While the north-western NSW town of Warialda isn’t the first place you would expect to find a social media celebrity, students and staff at the local school are well on their way to becoming just that.
The Warialda Public School Facebook page has become a local sensation after principal Dan van Velthuizen started posting videos of himself reading picture books.
“The other day I had parents from another school come up to me and say ‘you’re the teacher who reads the storybooks online’,” Mr van Velthuizen said.
The videos have quickly become a tradition with a new story posted three nights a week. Many of the videos have been seen thousands of times – one video racking up more than 60,000 views on the NSW Department of Education page.
“The number of kids bringing in books and asking if they can read them is amazing. I’ve had students bring in thumb drives they filmed at home,” Mr van Velthuizen said.

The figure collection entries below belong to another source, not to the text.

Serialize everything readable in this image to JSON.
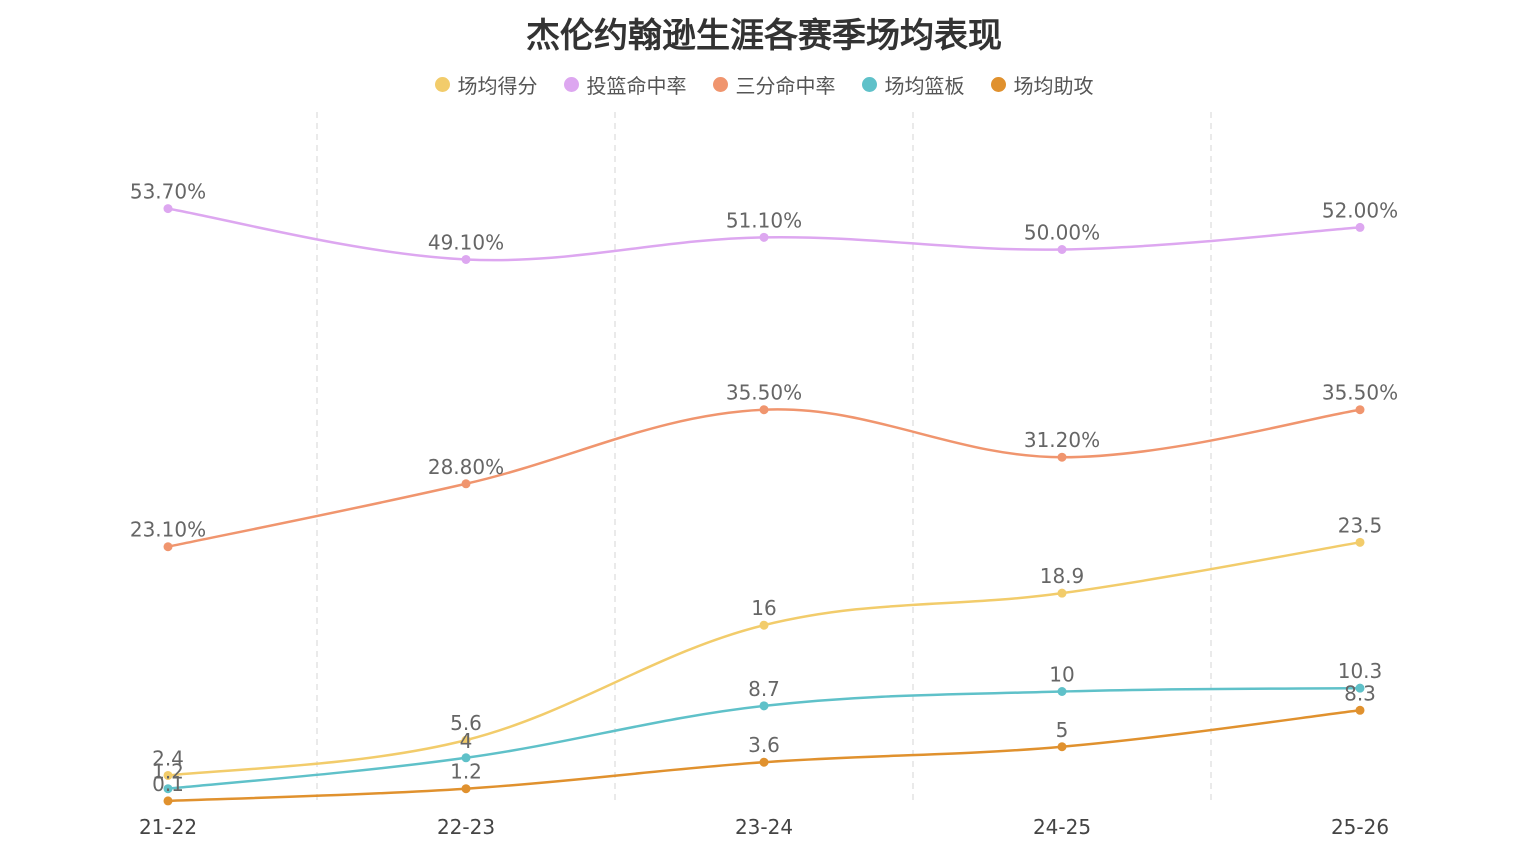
{
  "chart_data": {
    "type": "line",
    "title": "杰伦约翰逊生涯各赛季场均表现",
    "categories": [
      "21-22",
      "22-23",
      "23-24",
      "24-25",
      "25-26"
    ],
    "xlabel": "",
    "ylabel": "",
    "grid": "vertical-dashed",
    "legend_position": "top-center",
    "series": [
      {
        "name": "场均得分",
        "color": "#F2CC6B",
        "values": [
          2.4,
          5.6,
          16,
          18.9,
          23.5
        ],
        "labels": [
          "2.4",
          "5.6",
          "16",
          "18.9",
          "23.5"
        ]
      },
      {
        "name": "投篮命中率",
        "color": "#DDA7F0",
        "values": [
          53.7,
          49.1,
          51.1,
          50.0,
          52.0
        ],
        "labels": [
          "53.70%",
          "49.10%",
          "51.10%",
          "50.00%",
          "52.00%"
        ]
      },
      {
        "name": "三分命中率",
        "color": "#F0956E",
        "values": [
          23.1,
          28.8,
          35.5,
          31.2,
          35.5
        ],
        "labels": [
          "23.10%",
          "28.80%",
          "35.50%",
          "31.20%",
          "35.50%"
        ]
      },
      {
        "name": "场均篮板",
        "color": "#5FC1C9",
        "values": [
          1.2,
          4,
          8.7,
          10,
          10.3
        ],
        "labels": [
          "1.2",
          "4",
          "8.7",
          "10",
          "10.3"
        ]
      },
      {
        "name": "场均助攻",
        "color": "#E0912E",
        "values": [
          0.1,
          1.2,
          3.6,
          5,
          8.3
        ],
        "labels": [
          "0.1",
          "1.2",
          "3.6",
          "5",
          "8.3"
        ]
      }
    ]
  }
}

He said Year 5 student Mia, Year 3 student Ava and Kindergarten student Lacie had already taken a shot at stealing the spotlight.
“A lot of them have been practising reading because of this; practising their expression, making sure they know the words,” Mr van Velthuizen said.
The videos started as part of the school’s strategic plan to encourage active participation of parents.
Mr van Velthuizen’s end goal was now to make reading part of his students’ everyday routines – evidence shows reading at home can have benefits to all areas of children’s learning.
“The ideal reaction is that it starts a culture and a habit for those families – whether they watch the videos and talk about the stories, or if our kids follow up by reading with their parents,” he said.
The videos for the rest of Term 2 were already planned, but Mr van Velthuizen said the story scheduled for July 1 would be “really special”.
The school’s itinerant support teacher (hearing), Tamara Doyle, will read the Mem Fox classic, Time for Bed, while also signing the words in Auslan – helping make the videos accessible to all students.